Ranieri e lo scanso di equivoci
Giù al Nord, zona Formello, quel «così è stato» del tecnico in conferenza, semplice constatazione di fatti antichi e consolidati dal tempo, è rimasto legato al dito
Così è (stato), se vi pare. Anche se a qualcuno non pare. E a distanza di nove anni più o meno esatti riesce perfino nell'impresa di sentirsi piccato. Altro che interpretazioni soggettive della realtà e teatro pirandelliano. La commedia dell'assurdo va in scena a conferenza stampa ranieriana appena conclusa. Ovvero pochi minuti dopo il paradigma della leggerezza tramutato in comunicazione. Trovare spunti polemici nelle parole del tecnico giallorosso è sempre esercizio ardito: dall'alto della sua esperienza ci ha anche scherzato sull'assoluta assenza di titoloni forniti agli interlocutori. Ma senza provocare alcun risentimento, anzi riuscendo a generare empatia, perfino simpatia in chi prende posto di fronte a lui. Prodigi del clima sereno che è riuscito a generare. Ma che evidentemente non è riuscito a travalicare determinati confini.
Giù al Nord, zona Formello, quel «così è stato», semplice constatazione di fatti antichi e consolidati dal tempo, è rimasto legato al dito. Tanto da invocare interventi della Lega. Che a scanso di equivoci, non si sono palesati. Come quelli federali, di cui a un tratto si è sparsa notizia come fossero avviati, anche se conferme ufficiali non sono mai arrivate. La procura indaga, anzi no, anzi forse. Su quale gravissimo fatto non è dato sapere, perché se c'è qualcosa che non può essere malinteso è il senso di Ranieri per la realtà. Sia pure riferita a nove anni prima. Quel 2 maggio del 2010 lo striscione recante «Oh nooo» è stato effettivamente ostentato senza alcuna remora. Al contrario: ha costituito per chi lo ha esposto una medaglia da appuntarsi al petto. Come se l'Inter che si accingeva a conquistare il triplete avesse avuto bisogno di un pubblico prono per battere una squadra a pochi passi dalla zona retrocessione.

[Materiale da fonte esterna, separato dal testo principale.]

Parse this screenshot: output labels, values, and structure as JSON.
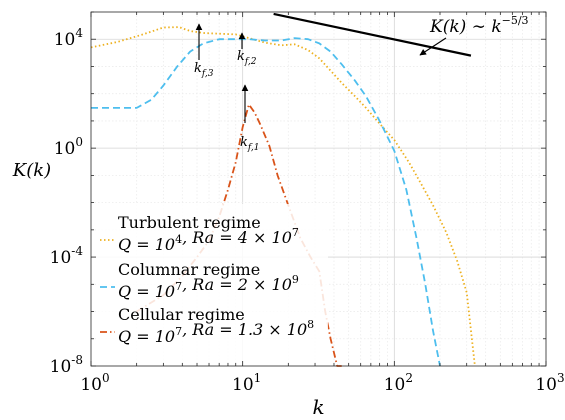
{
  "chart_data": {
    "type": "line",
    "title": "",
    "xlabel": "k",
    "ylabel": "K(k)",
    "xscale": "log",
    "yscale": "log",
    "xlim": [
      1,
      1000
    ],
    "ylim": [
      1e-08,
      100000.0
    ],
    "grid": true,
    "legend_position": "lower-left",
    "x_tick_labels": [
      {
        "value": 1,
        "base": "10",
        "exp": "0"
      },
      {
        "value": 10,
        "base": "10",
        "exp": "1"
      },
      {
        "value": 100,
        "base": "10",
        "exp": "2"
      },
      {
        "value": 1000,
        "base": "10",
        "exp": "3"
      }
    ],
    "y_tick_labels": [
      {
        "value": 10000,
        "base": "10",
        "exp": "4"
      },
      {
        "value": 1,
        "base": "10",
        "exp": "0"
      },
      {
        "value": 0.0001,
        "base": "10",
        "exp": "-4"
      },
      {
        "value": 1e-08,
        "base": "10",
        "exp": "-8"
      }
    ],
    "series": [
      {
        "name": "Turbulent regime",
        "param_label": "Q = 10^4, Ra = 4 × 10^7",
        "color": "#EDB120",
        "dash": "dotted",
        "x": [
          1,
          1.5,
          2.2,
          3,
          3.8,
          4.5,
          5.5,
          7,
          9,
          11,
          14,
          18,
          22,
          27,
          32,
          38,
          45,
          55,
          65,
          80,
          100,
          125,
          150,
          180,
          220,
          260,
          300,
          340
        ],
        "y": [
          5000,
          8000,
          15000,
          27000,
          28000,
          20000,
          17000,
          16000,
          15000,
          11000,
          7500,
          6000,
          6500,
          4000,
          2000,
          700,
          250,
          80,
          30,
          8,
          2,
          0.3,
          0.05,
          0.008,
          0.0008,
          7e-05,
          5e-06,
          1e-08
        ]
      },
      {
        "name": "Columnar regime",
        "param_label": "Q = 10^7, Ra = 2 × 10^9",
        "color": "#4DBEEE",
        "dash": "dashed",
        "x": [
          1,
          1.5,
          2,
          2.5,
          3,
          3.7,
          4.5,
          5.5,
          7,
          9,
          11,
          14,
          18,
          22,
          27,
          32,
          38,
          45,
          55,
          65,
          80,
          100,
          120,
          140,
          160,
          180,
          200
        ],
        "y": [
          30,
          30,
          30,
          60,
          200,
          1000,
          3500,
          7000,
          10000,
          10000,
          10000,
          9000,
          9000,
          11000,
          10000,
          7000,
          3500,
          1200,
          300,
          80,
          10,
          0.8,
          0.03,
          0.0005,
          1e-05,
          2e-07,
          1e-08
        ]
      },
      {
        "name": "Cellular regime",
        "param_label": "Q = 10^7, Ra = 1.3 × 10^8",
        "color": "#D95319",
        "dash": "dashdot",
        "x": [
          2,
          3,
          4,
          5,
          6,
          7,
          8,
          9,
          10,
          11,
          12,
          13,
          15,
          17,
          20,
          24,
          28,
          32,
          35,
          38,
          42,
          45
        ],
        "y": [
          1e-06,
          4e-06,
          2e-05,
          0.0001,
          0.0004,
          0.003,
          0.03,
          0.3,
          6,
          40,
          20,
          8,
          1.2,
          0.1,
          0.008,
          0.0005,
          0.0001,
          3e-05,
          1e-06,
          1e-07,
          1e-08,
          1e-08
        ]
      }
    ],
    "annotations": [
      {
        "text": "K(k) ∼ k^{-5/3}",
        "text_prefix": "K(k) ∼ k",
        "text_exp": "−5/3",
        "line_x": [
          16,
          320
        ],
        "line_y": [
          85000,
          2500
        ],
        "arrow_from_x": 23,
        "arrow_from_y": 0.6,
        "arrow_to_x": 0.43,
        "arrow_to_y": 0.72
      },
      {
        "text_main": "k",
        "text_sub": "f,3",
        "x": 5,
        "y": 20000
      },
      {
        "text_main": "k",
        "text_sub": "f,2",
        "x": 10,
        "y": 10000
      },
      {
        "text_main": "k",
        "text_sub": "f,1",
        "x": 11,
        "y": 40
      }
    ]
  }
}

Come se la Roma non avesse sprecato la sua occasione da sola, una settimana prima, rendendo vane le ultime tre vittorie consecutive di una rincorsa comunque leggendaria. In soccorso alla memoria le parole di un protagonista diretto dell'epoca, Aleksandar Kolarov, a poche ore dal fattaccio, quando era (ancora per poco) dalla parte sbagliata della barricata: «È normale che una squadra che lotta per vincere lo scudetto possa battere una che gioca per non retrocedere. Tutti hanno visto quanto ci siamo impegnati durante il primo tempo». Dichiarazioni tutt'altro che di facciata, conoscendo il personaggio e la sua assoluta mancanza di ossequio a ogni sorta di ruffianeria.
Con un seguito ancora più eloquente: «Sono ancora sconcertato per quanto accaduto. Invece di essere dalla nostra parte e tifare per la salvezza, la stragrande maggioranza degli spettatori ci urlava di non giocare la partita. Questo atteggiamento però è andato oltre la rivalità sportiva, il buon senso e l'intelligenza. Non è più passione, ma malattia». Attualizzando la questione e riprendendo la domanda che dalla conferenza di Trigoria ha creato il casus belli, tocca di nuovo a una squadra nerazzurra e lombarda fornire la possibilità di scansarsi a chi ne ha fatto stile di vita e motivo di vanto. Se così fosse, semplicemente si potrebbe assistere a una doppia esultanza, all'Olimpico come nel resto di Roma. Ma ancora a scanso di equivoci, il problema sarebbe tutto di chi si scansa. Non certo di chi riporta i fatti. Fin troppo da signore.